En somme, les critiques formulées, bien qu’éclairantes, apparaissent circonstancielles et ne touchent pas à l’essentiel. Le fond du débat est évacué, sauf peut-être sur la question de la recommandation de ne pas attendre la sanction de l’évêque pour choisir des célébrants. La suggestion du Rapport reste discutable, mais elle souligne en même temps que le seul obstacle à la célébration de l’eucharistie par des laïcs choisis par la communauté reste la timidité des assemblées épiscopales nationales vis-à-vis des consignes romaines.
Les auteurs du Rapport ont mis l’accent sur un blocage évident découlant de la lourdeur de cette Église pyramidale: l’ingérence vaticane comme frein à la recherche des solutions à un problème touchant en particulier les catholicités européennes avec leurs traditions anciennes et leurs cultures respectives. Cela apparaît à Rome comme déstabilisant et constituant une menace à l’autorité centrale de l’Église jalousement protégée. On préfère opter comme toujours pour le statu quo. Cela se paye par la récession religieuse. Quand on manque de médecin, ce n’est pas le moment de disserter sur la médecine d’autrefois. De même, devant la pénurie de pasteurs, il n’est guère le temps de discourir théologiquement sur le sacrement le plus important parmi les sept. Il faut voir à ce qu’il soit célébré.

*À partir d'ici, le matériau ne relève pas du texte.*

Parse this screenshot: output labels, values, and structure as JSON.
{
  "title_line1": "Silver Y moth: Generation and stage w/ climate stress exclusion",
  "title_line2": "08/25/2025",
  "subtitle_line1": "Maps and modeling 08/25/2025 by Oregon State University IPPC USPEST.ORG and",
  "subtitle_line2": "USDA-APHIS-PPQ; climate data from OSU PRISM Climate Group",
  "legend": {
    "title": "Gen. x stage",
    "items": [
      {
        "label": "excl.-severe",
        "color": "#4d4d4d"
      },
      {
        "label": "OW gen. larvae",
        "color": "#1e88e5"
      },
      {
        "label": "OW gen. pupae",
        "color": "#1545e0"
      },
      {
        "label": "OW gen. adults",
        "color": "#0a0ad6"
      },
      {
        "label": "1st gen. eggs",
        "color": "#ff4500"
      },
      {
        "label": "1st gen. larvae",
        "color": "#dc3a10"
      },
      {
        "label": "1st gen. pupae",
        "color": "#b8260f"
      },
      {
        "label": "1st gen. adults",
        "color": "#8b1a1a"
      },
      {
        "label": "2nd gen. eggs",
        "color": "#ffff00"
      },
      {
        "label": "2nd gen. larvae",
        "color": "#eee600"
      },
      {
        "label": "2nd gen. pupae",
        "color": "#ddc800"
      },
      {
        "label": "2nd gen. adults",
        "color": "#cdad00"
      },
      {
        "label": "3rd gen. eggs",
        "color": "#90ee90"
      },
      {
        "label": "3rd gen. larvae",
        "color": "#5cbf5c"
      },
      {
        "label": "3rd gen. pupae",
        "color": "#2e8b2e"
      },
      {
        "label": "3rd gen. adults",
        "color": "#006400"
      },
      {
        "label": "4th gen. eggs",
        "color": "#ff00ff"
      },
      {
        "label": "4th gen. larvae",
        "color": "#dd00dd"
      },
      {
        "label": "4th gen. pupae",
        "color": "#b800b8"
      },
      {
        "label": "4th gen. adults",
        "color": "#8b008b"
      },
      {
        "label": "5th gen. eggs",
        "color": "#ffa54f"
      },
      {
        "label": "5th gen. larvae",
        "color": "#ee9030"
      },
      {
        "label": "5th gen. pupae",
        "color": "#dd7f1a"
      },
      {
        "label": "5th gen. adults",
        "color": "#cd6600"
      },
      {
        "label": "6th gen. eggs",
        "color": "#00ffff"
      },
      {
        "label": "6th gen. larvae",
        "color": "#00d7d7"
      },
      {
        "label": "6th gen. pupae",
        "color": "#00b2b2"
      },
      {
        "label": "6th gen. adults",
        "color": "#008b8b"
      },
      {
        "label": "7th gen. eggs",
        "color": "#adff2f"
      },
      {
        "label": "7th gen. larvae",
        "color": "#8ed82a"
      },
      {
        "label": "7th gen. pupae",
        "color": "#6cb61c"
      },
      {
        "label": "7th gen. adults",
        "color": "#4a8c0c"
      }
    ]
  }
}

Raymond Légaré, pour le Réseau Culture et foi
Si Rome se garde d’intervenir directement et de sanctionner les auteurs de la publication qui a reçu l’aval du chapitre de la province dominicaine néerlandaise, c’est parce que :
1- devant l’ampleur de la réaction de la base, elle veut voir venir avant d’agir
2 – elle sent bien qu’elle ne peut pas faire appliquer les règles immuables de “la tradition” et dans le même temps elle ne veut reconnaître aucune transgression.
Qu’elle arrive à résoudre, même partiellement le problème du manque de prêtres (récupération des prêtres intégristes, prêtres des mouvements caritatifs) et elle se lancera dans la répression comme elle a su si bien le faire dans le passé.
Tout le débat d’H. Legrand est à base d’arguties, de formalisme et invoque le respect de “la tradition” au milieu d’une certaine logorrrhée. Beaucoup de mots pour “noyer le poisson” et éviter d’aborder le problème de fond : la signification de l’Eucharistie pour des chrétiens du XXIème siècle.